Right-handed RNA duplexes of (CG)_n sequence undergo salt-induced helicity reversal, forming left-handed RNA double helices (Z-RNA). In contrast to the thoroughly studied Z-DNA, no Z-RNA structure of natural origin is known. Here we report the NMR structure of a half-turn, left-handed RNA helix (CGCGCG)₂ determined in 6 M NaClO₄. This is the first nucleic acid motif determined at such high salt. Sequential assignments of non-exchangeable proton resonances of the Z-form were based on the hitherto unreported NOE connectivity path [H6_(n)-H5′/H5″_(n)-H8_(n+1)-H1′_(n+1)-H6_(n+2)] found for left-handed helices. Z-RNA structure shows several conformational features significantly different from Z-DNA. Intra-strand but no inter-strand base stacking was observed for both CpG and GpC steps. Helical twist angles for CpG steps have small positive values (4–7°), whereas GpC steps have large negative values (−61°).
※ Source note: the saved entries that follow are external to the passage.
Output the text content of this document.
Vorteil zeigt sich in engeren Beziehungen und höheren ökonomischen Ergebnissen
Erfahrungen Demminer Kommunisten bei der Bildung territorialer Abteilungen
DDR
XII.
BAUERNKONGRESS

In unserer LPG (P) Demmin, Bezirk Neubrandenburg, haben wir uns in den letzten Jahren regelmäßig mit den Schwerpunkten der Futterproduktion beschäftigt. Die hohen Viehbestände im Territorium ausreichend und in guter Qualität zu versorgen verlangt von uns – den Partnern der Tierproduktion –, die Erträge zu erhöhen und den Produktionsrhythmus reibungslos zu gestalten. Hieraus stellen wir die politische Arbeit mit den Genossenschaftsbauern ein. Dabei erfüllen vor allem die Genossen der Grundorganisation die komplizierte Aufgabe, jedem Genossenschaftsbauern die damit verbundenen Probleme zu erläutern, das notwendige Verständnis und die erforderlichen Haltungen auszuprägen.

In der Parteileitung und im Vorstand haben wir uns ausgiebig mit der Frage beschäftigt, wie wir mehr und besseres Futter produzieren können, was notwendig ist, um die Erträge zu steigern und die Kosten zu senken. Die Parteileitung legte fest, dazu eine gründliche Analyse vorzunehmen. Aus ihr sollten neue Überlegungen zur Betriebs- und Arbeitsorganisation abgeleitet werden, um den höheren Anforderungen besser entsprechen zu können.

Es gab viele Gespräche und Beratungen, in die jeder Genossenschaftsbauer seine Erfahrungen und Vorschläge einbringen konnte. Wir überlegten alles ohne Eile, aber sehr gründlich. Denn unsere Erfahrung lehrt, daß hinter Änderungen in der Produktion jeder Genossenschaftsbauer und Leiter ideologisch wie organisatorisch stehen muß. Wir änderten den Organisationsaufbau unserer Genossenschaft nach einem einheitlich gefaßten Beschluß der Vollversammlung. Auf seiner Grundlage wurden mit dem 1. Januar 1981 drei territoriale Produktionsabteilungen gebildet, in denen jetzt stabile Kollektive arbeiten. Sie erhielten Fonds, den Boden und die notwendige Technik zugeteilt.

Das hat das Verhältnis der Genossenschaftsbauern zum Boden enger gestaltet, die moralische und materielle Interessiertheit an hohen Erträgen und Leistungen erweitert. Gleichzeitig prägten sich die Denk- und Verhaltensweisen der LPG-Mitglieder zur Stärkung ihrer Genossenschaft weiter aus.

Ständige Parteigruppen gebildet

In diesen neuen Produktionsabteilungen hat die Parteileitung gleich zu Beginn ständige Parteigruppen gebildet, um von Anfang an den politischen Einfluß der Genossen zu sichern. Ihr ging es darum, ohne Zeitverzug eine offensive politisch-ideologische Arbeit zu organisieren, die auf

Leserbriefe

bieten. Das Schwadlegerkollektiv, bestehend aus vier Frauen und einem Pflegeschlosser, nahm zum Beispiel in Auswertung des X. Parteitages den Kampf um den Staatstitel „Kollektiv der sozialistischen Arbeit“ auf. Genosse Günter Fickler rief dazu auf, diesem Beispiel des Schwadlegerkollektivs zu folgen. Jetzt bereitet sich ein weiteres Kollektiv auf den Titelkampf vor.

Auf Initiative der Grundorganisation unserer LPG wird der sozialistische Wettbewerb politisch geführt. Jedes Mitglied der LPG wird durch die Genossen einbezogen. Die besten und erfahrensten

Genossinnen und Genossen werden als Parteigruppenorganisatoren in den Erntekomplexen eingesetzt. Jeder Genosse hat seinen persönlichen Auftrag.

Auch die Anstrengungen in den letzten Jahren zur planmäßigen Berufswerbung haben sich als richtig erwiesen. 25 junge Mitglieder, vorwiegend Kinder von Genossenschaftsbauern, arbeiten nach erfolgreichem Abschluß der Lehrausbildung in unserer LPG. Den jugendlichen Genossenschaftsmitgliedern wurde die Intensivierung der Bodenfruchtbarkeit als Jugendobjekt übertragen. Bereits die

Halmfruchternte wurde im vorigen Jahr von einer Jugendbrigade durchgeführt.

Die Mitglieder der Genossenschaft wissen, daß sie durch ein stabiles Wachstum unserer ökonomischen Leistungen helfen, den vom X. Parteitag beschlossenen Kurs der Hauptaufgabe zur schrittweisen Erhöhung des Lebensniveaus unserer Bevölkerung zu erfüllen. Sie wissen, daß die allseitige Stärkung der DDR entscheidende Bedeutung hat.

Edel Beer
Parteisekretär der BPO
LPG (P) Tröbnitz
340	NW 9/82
In the full-turn model of Z-RNA (12.4 bp per turn), base pairs are much closer to the helix axis than in Z-DNA, thus both the very deep, narrow minor groove with buried cytidine 2′-OH groups, and the major groove are well defined. The 2′-OH group of cytidines plays a crucial role in the Z-RNA structure and its formation; 2′-O-methylation of cytidine, but not of guanosine residues prohibits A to Z helicity reversal.